The declaration said that the Community marked the birth of the Europe as a political, economic and social entity, reflecting the principles that Robert Schuman had announced in the Schuman Declaration. It included the statement:

By the signature of this Treaty, the participating Parties give proof of their determination to create the first supranational institution and that thus they are laying the true foundation of an organised Europe. This Europe remains open to all European countries that have freedom of choice. We profoundly hope that other countries will join us in our common endeavour.[1]

The declaration was signed by Konrad Adenauer (West Germany), Paul van Zeeland, Joseph Meurice (Belgium), Robert Schuman (France), Count Sforza (Italy), Joseph Bech (Luxembourg), Dirk Stikker and J. R. M. van den Brink (Netherlands). It was made to recall future generations to their historic duty of uniting Europe based on liberty and democracy under the rule of law. Thus they viewed the creation of a wider and deeper Europe as intimately bound to the healthy development of the supranational or Community system.

Robert Schuman wrote in 1963 that

The population needs to be able by means of specially elected representatives to follow and facilitate the development of the institutions. It will be necessary, therefore, in the near future to foresee the election by direct, universal suffrage of members of the Assembly which exercises powers of deliberation and control, in conformity to the Charter of the Community. Moreover, Article 138 {of the European Economic Community Treaty} has given a mandate to that Assembly to elaborate such a draft. This election statute must be uniform for all Member States. It is certain that the conscience of a united Europe will become more marked and will take a stronger form if it is able to be confirmed by voting on a European scale. The voter would be integrated into a single electoral body and would give his or her voice on objectives that interest the entirety of all the territories associated in the Community.[2]

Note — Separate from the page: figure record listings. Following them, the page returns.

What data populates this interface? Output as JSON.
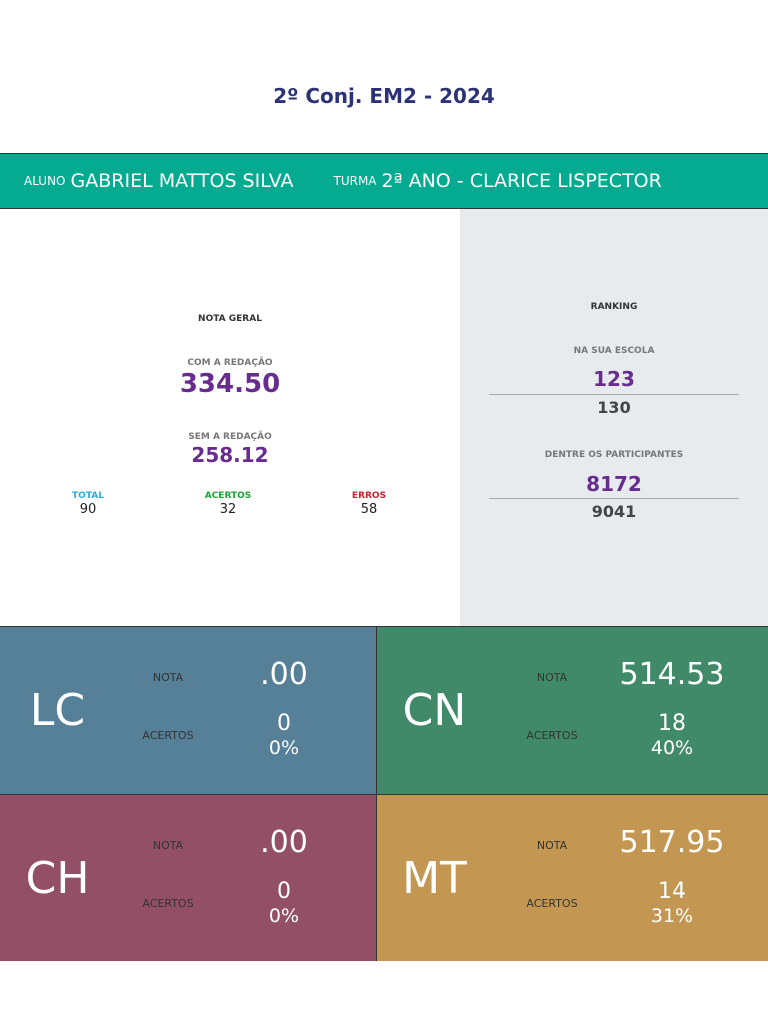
{
  "title": "2º Conj. EM2 - 2024",
  "header": {
    "aluno_label": "ALUNO",
    "aluno": "GABRIEL MATTOS SILVA",
    "turma_label": "TURMA",
    "turma": "2ª ANO - CLARICE LISPECTOR"
  },
  "nota_geral": {
    "label": "NOTA GERAL",
    "com_label": "COM A REDAÇÃO",
    "com": "334.50",
    "sem_label": "SEM A REDAÇÃO",
    "sem": "258.12",
    "total_label": "TOTAL",
    "total": "90",
    "acertos_label": "ACERTOS",
    "acertos": "32",
    "erros_label": "ERROS",
    "erros": "58"
  },
  "ranking": {
    "label": "RANKING",
    "escola_label": "NA SUA ESCOLA",
    "escola_pos": "123",
    "escola_total": "130",
    "part_label": "DENTRE OS PARTICIPANTES",
    "part_pos": "8172",
    "part_total": "9041"
  },
  "areas": [
    {
      "abbr": "LC",
      "nota_label": "NOTA",
      "nota": ".00",
      "acertos_label": "ACERTOS",
      "acertos": "0",
      "pct": "0%",
      "color": "#567f98"
    },
    {
      "abbr": "CN",
      "nota_label": "NOTA",
      "nota": "514.53",
      "acertos_label": "ACERTOS",
      "acertos": "18",
      "pct": "40%",
      "color": "#408a69"
    },
    {
      "abbr": "CH",
      "nota_label": "NOTA",
      "nota": ".00",
      "acertos_label": "ACERTOS",
      "acertos": "0",
      "pct": "0%",
      "color": "#924f66"
    },
    {
      "abbr": "MT",
      "nota_label": "NOTA",
      "nota": "517.95",
      "acertos_label": "ACERTOS",
      "acertos": "14",
      "pct": "31%",
      "color": "#c39651"
    }
  ]
}
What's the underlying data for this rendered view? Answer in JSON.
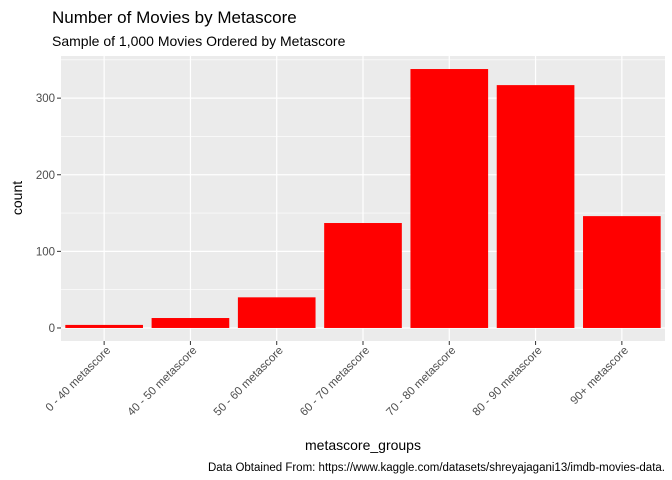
{
  "chart_data": {
    "type": "bar",
    "title": "Number of Movies by Metascore",
    "subtitle": "Sample of 1,000 Movies Ordered by Metascore",
    "xlabel": "metascore_groups",
    "ylabel": "count",
    "caption": "Data Obtained From: https://www.kaggle.com/datasets/shreyajagani13/imdb-movies-data.",
    "categories": [
      "0 - 40 metascore",
      "40 - 50 metascore",
      "50 - 60 metascore",
      "60 - 70 metascore",
      "70 - 80 metascore",
      "80 - 90 metascore",
      "90+ metascore"
    ],
    "values": [
      4,
      13,
      40,
      137,
      338,
      317,
      146
    ],
    "ylim": [
      -17,
      355
    ],
    "yticks": [
      0,
      100,
      200,
      300
    ],
    "bar_color": "#ff0000",
    "panel_color": "#ebebeb",
    "grid": true,
    "legend": "none"
  }
}
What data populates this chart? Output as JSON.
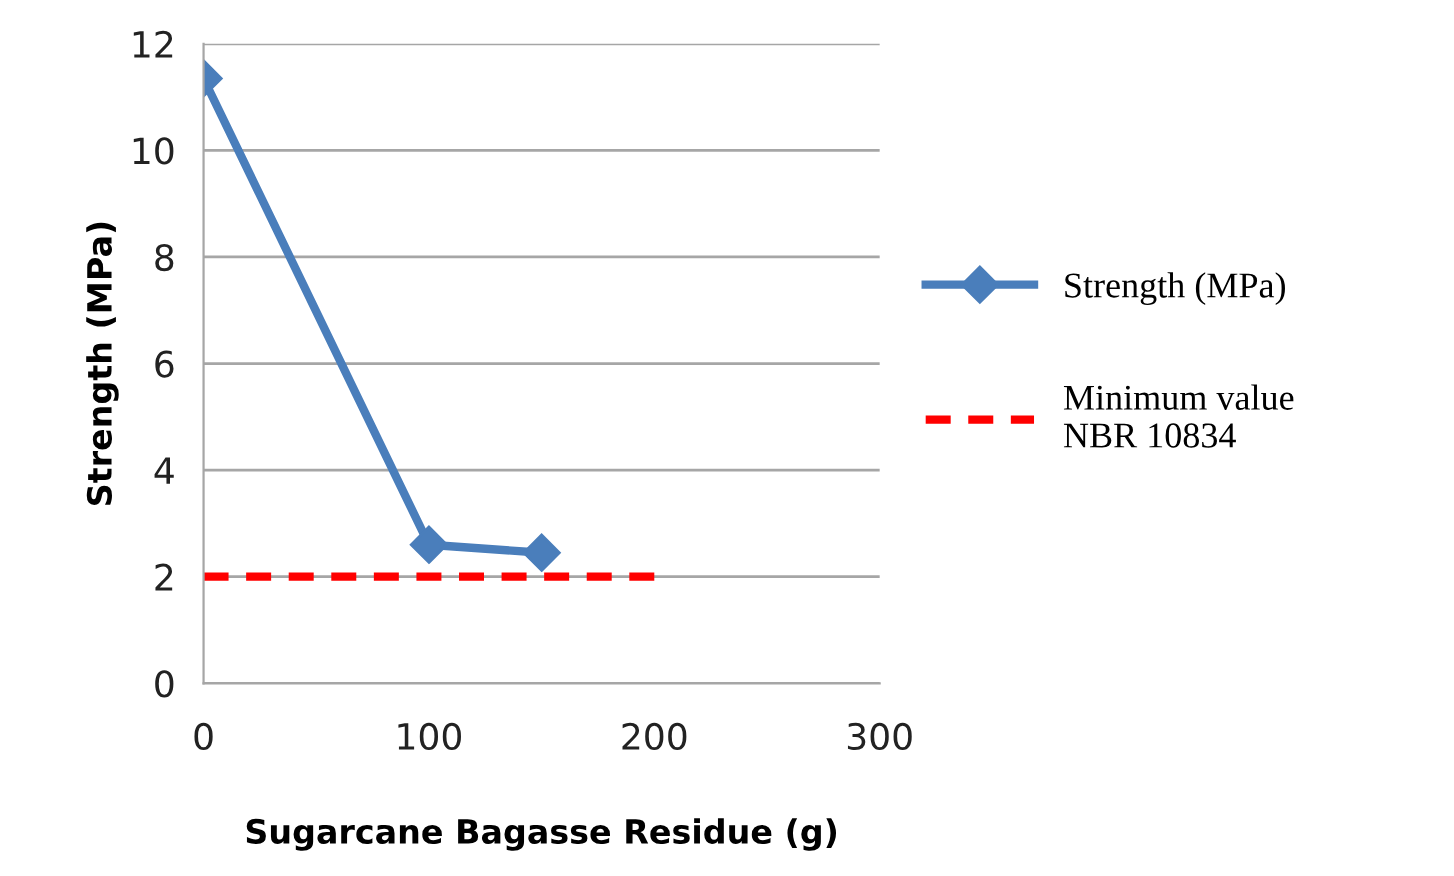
{
  "chart_data": {
    "type": "line",
    "xlabel": "Sugarcane Bagasse Residue (g)",
    "ylabel": "Strength (MPa)",
    "xlim": [
      0,
      300
    ],
    "xticks": [
      0,
      100,
      200,
      300
    ],
    "ylim": [
      0,
      12
    ],
    "yticks": [
      0,
      2,
      4,
      6,
      8,
      10,
      12
    ],
    "grid": "y",
    "legend": "right",
    "series": [
      {
        "name": "Strength (MPa)",
        "color": "#4a7ebb",
        "x": [
          0,
          100,
          150
        ],
        "values": [
          11.35,
          2.6,
          2.45
        ],
        "marker": "diamond",
        "line_style": "solid"
      },
      {
        "name": "Minimum value\nNBR 10834",
        "color": "#ff0000",
        "x": [
          0,
          200
        ],
        "values": [
          2,
          2
        ],
        "marker": "none",
        "line_style": "dashed"
      }
    ]
  }
}
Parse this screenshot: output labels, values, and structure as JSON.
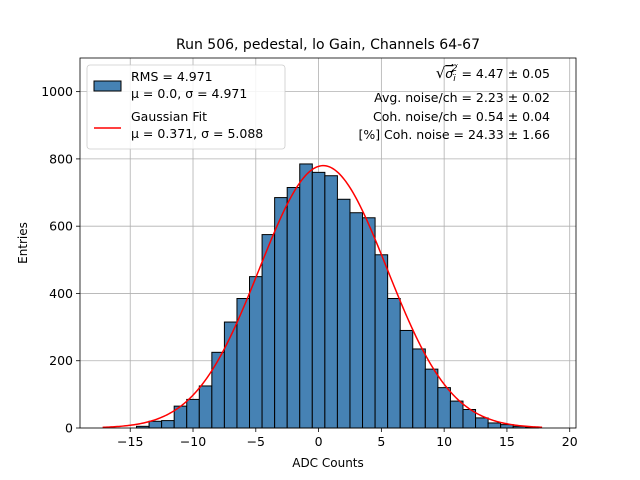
{
  "chart_data": {
    "type": "bar",
    "title": "Run 506, pedestal, lo Gain, Channels 64-67",
    "xlabel": "ADC Counts",
    "ylabel": "Entries",
    "xlim": [
      -19,
      20.5
    ],
    "ylim": [
      0,
      1100
    ],
    "xticks": [
      -15,
      -10,
      -5,
      0,
      5,
      10,
      15,
      20
    ],
    "yticks": [
      0,
      200,
      400,
      600,
      800,
      1000
    ],
    "grid": true,
    "legend_position": "top-left",
    "bin_width": 1,
    "bin_edges_start": -14.5,
    "series": [
      {
        "name": "RMS = 4.971",
        "name_line2": "μ = 0.0, σ = 4.971",
        "color": "#4682b4",
        "edge_color": "#000000",
        "values": [
          5,
          20,
          22,
          65,
          85,
          125,
          225,
          315,
          385,
          450,
          575,
          685,
          715,
          785,
          760,
          750,
          680,
          640,
          625,
          515,
          385,
          290,
          235,
          175,
          120,
          80,
          55,
          30,
          15,
          10,
          5,
          2
        ]
      }
    ],
    "fit": {
      "name": "Gaussian Fit",
      "name_line2": "μ = 0.371, σ = 5.088",
      "color": "#ff0000",
      "amplitude": 780,
      "mu": 0.371,
      "sigma": 5.088,
      "x_range": [
        -17.2,
        17.8
      ]
    },
    "annotations": [
      {
        "pre": "√",
        "sym": "σ",
        "sub": "i",
        "sup": "2",
        "text": " = 4.47 ± 0.05"
      },
      {
        "text": "Avg. noise/ch = 2.23 ± 0.02"
      },
      {
        "text": "Coh. noise/ch = 0.54 ± 0.04"
      },
      {
        "text": "[%] Coh. noise = 24.33 ± 1.66"
      }
    ]
  }
}
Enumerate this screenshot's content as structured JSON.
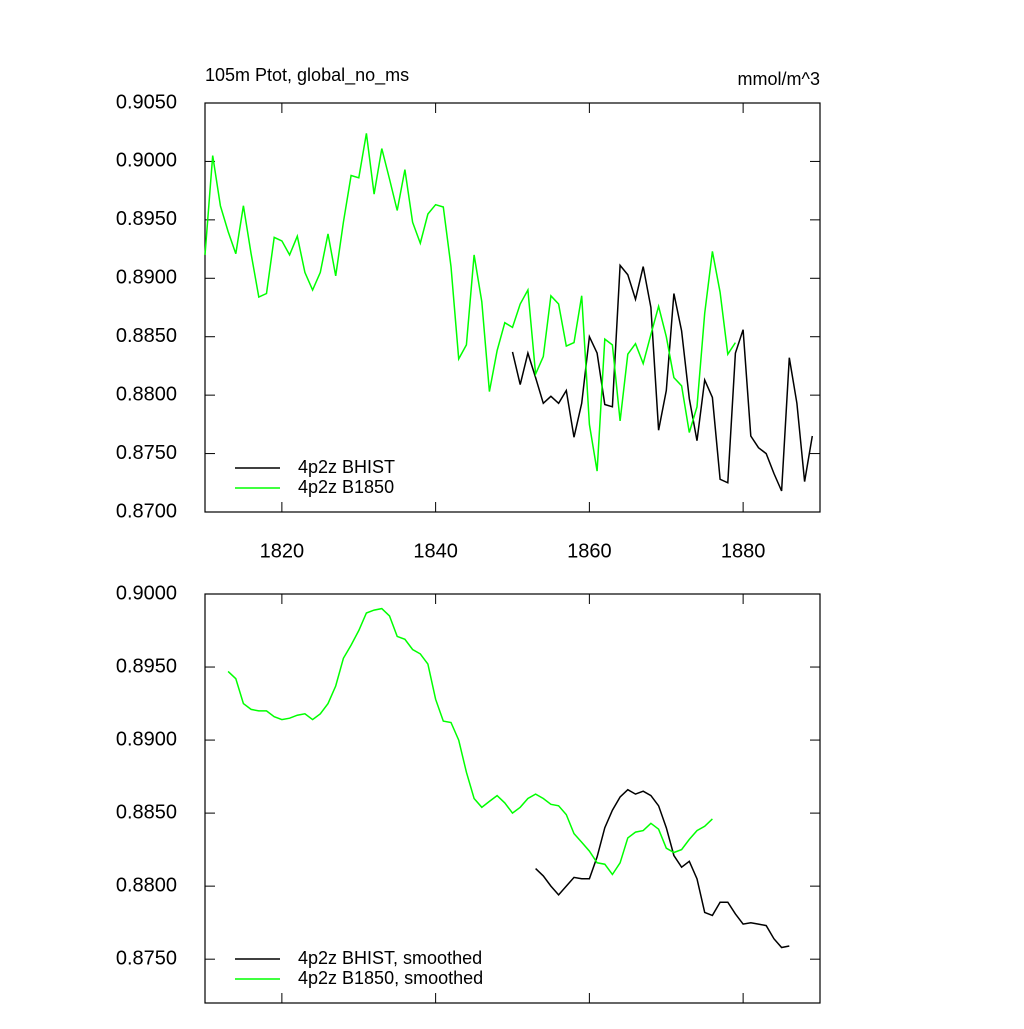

For Schuman Democracy is characterized by the objectives which it proposes for itself and the means by which it seeks to attain them. It is at the service of the people and acts in agreement with the people. I can find no definition simpler or more scientific than this. It connects with that of President Abraham Lincoln: 'government of the people, by the people and for the people.' [3][original research?]

References[edit]

  1. ^ Der Schuman Plan. Vertrag ueber die Gruendung der europaeischen Gemeinschaft fuer Kohl und Stahl, p21 Ulrich Sahm mit einem Vorwort von Walter Hallstein. Frankfurt 1951.
  2. ^ Pour l'Europe pp146-7. Robert Schuman. Paris 1964.
  3. ^ Pour l'Europe p55. Robert Schuman. Paris 1964.